Note: I'm assuming 1.9.X version of String.
···
On Mar 30, 2011, at 2:08 PM, 7stud -- wrote:
Patrick Tyler wrote in post #990031:
Hello,
I know that this has been covered a bit here:
Ruby string slice/[] w/ range, weird end behavior - Ruby - Ruby-Forum but I'm still not certain that I
understand.
s = "foo"
s[3] is nil, like I would expect.
s[3,0] is "", instead of nil.
That behaviour is contrary to the description in the 1.9.2 docs here:
class Array - RDoc Documentation
+---+---+---+---+
> a | b | c | d |
+---+---+---+---+
0 1 2 3 4 <-- numbering for two argument indexing or start of range
-4 -3 -2 -1
The common (and understandable) mistake is too assume that the semantics of the single argument index are the same as the semantics of the *first* argument in the two argument scenario (or range). They are not the same thing in practice and the documentation doesn't reflect this. The error though is definitely in the documentation and not in the implementation:
single argument: the index represents a single character position within the string. The result is either the single character string found at the index or nil because there is no character at the given index.
s = ""
s[0] # nil because no character at that position
s = "abcd"
s[0] # "a"
s[-4] # "a"
s[-5] # nil, no characters before the first one
two integer arguments: the arguments identify a portion of the string to extract or to replace. In particular, zero-width portions of the string can also be identified so that text can be inserted before or after existing characters including at the front or end of the string. In this case, the first argument does *not* identify a character position but instead identifies the space between characters as shown in the diagram above. The second argument is the length, which can be 0.
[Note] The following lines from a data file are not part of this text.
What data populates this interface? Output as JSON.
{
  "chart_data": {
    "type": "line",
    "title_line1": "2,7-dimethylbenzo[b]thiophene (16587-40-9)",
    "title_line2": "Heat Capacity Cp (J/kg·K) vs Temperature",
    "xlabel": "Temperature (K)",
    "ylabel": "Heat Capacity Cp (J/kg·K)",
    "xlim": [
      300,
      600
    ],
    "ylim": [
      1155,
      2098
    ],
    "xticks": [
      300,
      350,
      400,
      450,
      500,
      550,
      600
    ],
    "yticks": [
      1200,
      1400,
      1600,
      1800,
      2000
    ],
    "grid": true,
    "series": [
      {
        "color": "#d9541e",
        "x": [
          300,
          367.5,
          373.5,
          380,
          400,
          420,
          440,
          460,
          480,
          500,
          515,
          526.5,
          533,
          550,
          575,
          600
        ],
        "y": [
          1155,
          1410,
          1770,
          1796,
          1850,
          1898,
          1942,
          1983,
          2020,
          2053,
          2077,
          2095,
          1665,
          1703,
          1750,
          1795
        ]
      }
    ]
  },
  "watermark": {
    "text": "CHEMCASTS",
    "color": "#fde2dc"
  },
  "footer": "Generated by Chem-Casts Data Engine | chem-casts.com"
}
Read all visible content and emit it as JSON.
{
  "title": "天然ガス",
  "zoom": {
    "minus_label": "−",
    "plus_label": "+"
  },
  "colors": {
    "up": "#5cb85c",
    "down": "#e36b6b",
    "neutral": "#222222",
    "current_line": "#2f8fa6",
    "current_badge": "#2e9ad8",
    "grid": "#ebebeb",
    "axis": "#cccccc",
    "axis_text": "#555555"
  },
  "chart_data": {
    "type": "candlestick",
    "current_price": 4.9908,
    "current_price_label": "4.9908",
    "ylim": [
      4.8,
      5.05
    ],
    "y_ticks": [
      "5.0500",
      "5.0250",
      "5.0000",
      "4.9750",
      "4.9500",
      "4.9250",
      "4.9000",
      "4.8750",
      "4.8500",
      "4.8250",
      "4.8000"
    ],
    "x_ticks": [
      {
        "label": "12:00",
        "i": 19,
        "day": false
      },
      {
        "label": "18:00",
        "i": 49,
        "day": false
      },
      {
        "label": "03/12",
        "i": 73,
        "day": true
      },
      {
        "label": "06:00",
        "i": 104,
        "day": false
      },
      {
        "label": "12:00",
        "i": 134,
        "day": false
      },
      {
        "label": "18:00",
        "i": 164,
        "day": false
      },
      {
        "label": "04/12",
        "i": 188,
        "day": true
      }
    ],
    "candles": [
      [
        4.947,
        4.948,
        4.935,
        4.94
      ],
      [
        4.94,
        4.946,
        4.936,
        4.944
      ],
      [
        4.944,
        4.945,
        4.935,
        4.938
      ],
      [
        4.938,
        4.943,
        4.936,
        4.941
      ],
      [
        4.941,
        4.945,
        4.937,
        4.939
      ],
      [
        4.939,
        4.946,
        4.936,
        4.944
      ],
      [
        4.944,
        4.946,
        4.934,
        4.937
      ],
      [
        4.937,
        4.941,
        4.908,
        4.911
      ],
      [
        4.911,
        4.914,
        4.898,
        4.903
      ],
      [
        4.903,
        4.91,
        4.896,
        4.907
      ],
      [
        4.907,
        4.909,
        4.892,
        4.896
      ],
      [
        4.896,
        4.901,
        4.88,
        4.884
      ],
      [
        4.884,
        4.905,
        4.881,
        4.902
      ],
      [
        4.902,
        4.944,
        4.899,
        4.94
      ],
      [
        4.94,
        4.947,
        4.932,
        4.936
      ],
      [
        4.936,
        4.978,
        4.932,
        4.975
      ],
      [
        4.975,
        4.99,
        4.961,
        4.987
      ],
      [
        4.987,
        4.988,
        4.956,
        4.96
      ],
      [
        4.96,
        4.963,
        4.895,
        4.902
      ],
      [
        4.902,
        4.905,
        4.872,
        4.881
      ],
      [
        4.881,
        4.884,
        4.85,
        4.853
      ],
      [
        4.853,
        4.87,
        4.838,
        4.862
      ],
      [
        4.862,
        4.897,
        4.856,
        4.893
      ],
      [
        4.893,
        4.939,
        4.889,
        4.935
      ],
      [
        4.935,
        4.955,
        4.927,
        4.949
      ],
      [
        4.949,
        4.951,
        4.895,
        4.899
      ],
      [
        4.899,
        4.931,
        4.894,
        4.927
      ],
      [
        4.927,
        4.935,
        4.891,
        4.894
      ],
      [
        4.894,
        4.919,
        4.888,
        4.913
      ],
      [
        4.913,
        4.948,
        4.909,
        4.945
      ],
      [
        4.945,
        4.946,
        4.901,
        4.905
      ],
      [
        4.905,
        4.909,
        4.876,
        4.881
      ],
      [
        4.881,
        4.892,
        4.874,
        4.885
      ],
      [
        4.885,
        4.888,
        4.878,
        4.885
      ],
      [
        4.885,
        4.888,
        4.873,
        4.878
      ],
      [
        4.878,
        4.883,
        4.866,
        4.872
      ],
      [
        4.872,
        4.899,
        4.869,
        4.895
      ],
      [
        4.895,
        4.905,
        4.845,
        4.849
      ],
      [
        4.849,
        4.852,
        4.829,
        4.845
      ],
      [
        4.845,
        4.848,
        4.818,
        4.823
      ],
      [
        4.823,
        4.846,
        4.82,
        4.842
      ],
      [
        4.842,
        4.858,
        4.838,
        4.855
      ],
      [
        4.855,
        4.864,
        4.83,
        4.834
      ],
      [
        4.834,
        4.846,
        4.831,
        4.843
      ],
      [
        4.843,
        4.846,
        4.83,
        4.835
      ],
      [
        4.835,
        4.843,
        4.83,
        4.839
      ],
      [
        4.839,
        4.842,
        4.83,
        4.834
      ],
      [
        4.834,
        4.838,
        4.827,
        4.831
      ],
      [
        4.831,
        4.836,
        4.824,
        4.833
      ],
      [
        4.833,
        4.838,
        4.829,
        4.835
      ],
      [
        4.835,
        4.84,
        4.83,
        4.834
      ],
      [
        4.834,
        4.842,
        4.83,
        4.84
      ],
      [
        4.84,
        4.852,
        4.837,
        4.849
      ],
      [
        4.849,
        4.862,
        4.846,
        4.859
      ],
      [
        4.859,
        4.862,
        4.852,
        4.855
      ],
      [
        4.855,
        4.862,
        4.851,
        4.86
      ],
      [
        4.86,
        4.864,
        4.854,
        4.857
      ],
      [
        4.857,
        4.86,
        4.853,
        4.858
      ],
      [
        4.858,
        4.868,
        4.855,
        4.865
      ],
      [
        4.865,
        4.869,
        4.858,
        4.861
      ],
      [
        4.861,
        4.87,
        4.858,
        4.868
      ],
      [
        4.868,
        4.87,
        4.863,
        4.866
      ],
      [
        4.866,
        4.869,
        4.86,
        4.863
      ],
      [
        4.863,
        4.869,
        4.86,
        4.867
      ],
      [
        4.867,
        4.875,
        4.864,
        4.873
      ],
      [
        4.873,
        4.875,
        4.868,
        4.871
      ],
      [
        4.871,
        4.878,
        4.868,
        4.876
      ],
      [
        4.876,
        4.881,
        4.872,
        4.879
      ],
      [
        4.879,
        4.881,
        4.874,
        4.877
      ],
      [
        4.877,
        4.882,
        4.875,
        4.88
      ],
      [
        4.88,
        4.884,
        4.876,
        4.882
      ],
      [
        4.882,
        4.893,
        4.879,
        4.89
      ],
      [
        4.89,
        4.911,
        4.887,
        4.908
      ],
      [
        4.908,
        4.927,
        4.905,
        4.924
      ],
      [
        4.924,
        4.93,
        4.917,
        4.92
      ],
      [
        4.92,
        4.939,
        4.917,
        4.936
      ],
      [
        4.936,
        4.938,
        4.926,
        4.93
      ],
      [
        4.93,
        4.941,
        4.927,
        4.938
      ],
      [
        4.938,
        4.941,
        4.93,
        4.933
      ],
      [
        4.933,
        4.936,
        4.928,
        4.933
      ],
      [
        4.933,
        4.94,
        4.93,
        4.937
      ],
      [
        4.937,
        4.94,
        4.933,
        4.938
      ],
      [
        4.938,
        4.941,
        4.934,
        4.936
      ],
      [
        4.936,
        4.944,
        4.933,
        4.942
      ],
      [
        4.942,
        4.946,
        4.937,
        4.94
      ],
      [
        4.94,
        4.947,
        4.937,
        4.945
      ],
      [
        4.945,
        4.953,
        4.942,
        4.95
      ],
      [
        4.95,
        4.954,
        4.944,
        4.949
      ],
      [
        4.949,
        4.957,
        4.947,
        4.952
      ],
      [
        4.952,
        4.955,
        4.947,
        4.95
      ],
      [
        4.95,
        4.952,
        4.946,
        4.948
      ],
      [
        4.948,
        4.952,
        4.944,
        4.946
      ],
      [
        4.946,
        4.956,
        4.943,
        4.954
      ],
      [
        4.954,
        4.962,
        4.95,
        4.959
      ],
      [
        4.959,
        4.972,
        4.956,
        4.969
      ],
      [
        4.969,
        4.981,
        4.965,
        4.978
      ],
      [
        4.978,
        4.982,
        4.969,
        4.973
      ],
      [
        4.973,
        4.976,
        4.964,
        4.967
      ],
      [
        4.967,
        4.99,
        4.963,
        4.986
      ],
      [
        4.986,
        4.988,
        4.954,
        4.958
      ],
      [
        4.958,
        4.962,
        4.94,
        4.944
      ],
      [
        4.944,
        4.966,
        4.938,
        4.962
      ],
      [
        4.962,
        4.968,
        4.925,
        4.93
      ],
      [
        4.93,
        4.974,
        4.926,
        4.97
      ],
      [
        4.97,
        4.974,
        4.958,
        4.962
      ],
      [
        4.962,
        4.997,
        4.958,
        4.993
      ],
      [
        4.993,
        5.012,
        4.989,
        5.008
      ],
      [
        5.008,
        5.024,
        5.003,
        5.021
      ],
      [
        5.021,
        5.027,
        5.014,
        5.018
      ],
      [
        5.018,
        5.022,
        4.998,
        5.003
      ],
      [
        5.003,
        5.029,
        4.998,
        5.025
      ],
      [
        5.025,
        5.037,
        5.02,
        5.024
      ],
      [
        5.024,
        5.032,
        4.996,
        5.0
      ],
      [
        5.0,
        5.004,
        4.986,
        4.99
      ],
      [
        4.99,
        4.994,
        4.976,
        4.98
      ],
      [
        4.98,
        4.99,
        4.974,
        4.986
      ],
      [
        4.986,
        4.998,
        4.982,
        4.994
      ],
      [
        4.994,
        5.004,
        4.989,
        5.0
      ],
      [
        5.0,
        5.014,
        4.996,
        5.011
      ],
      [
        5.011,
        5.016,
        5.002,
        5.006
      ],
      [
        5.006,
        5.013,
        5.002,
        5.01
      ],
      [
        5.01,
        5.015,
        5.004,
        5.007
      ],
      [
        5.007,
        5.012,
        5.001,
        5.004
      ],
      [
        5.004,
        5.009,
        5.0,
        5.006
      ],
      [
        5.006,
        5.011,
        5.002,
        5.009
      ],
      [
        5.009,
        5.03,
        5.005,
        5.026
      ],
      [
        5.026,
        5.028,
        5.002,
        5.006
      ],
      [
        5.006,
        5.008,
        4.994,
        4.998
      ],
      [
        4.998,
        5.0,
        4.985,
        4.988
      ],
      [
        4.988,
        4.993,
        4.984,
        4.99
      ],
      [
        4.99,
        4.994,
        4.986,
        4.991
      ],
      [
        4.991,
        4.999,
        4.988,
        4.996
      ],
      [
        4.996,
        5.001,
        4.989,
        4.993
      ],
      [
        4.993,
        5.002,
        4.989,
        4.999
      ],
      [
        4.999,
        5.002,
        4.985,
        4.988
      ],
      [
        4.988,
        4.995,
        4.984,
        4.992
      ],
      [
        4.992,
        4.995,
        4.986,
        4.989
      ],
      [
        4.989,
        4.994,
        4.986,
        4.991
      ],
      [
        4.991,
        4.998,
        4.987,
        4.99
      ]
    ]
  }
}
s = "abcd" # each example below assumes s is reset to "abcd"
To insert text before 'a': s[0,0] = "X" # "Xabcd"
To insert text after 'd': s[4,0] = "Z" # "abcdZ"
To replace first two characters: s[0,2] = "AB" # "ABcd"
To replace last two characters: s[-2,2] = "CD" # "abCD"
To replace middle two characters: s[1..3] = "XX" # "aXXd"
The behavior of a range is pretty interesting. The starting point is the same as the first argument when two arguments are provided (as described above) but the end point of the range can be the 'character position' as with single indexing or the "edge position" as with two integer arguments. The difference is determined by whether the double-dot range or triple-dot range is used:
s = "abcd"
s[1..1] # "b"
s[1..1] = "X" # "aXcd"
s[1...1] # ""
s[1...1] = "X" # "aXbcd", the range specifies a zero-width portion of the string
s[1..3] # "bcd"
s[1..3] = "X" # "aX", positions 1, 2, and 3 are replaced.
s[1...3] # "bc"
s[1...3] = "X" # "aXd", positions 1, 2, but not quite 3 are replaced.
If you go back through these examples and insist and using the single index semantics for the double or range indexing examples you'll just get confused. You've got to use the alternate numbering I show in the ascii diagram to model the actual behavior.
Gary Wright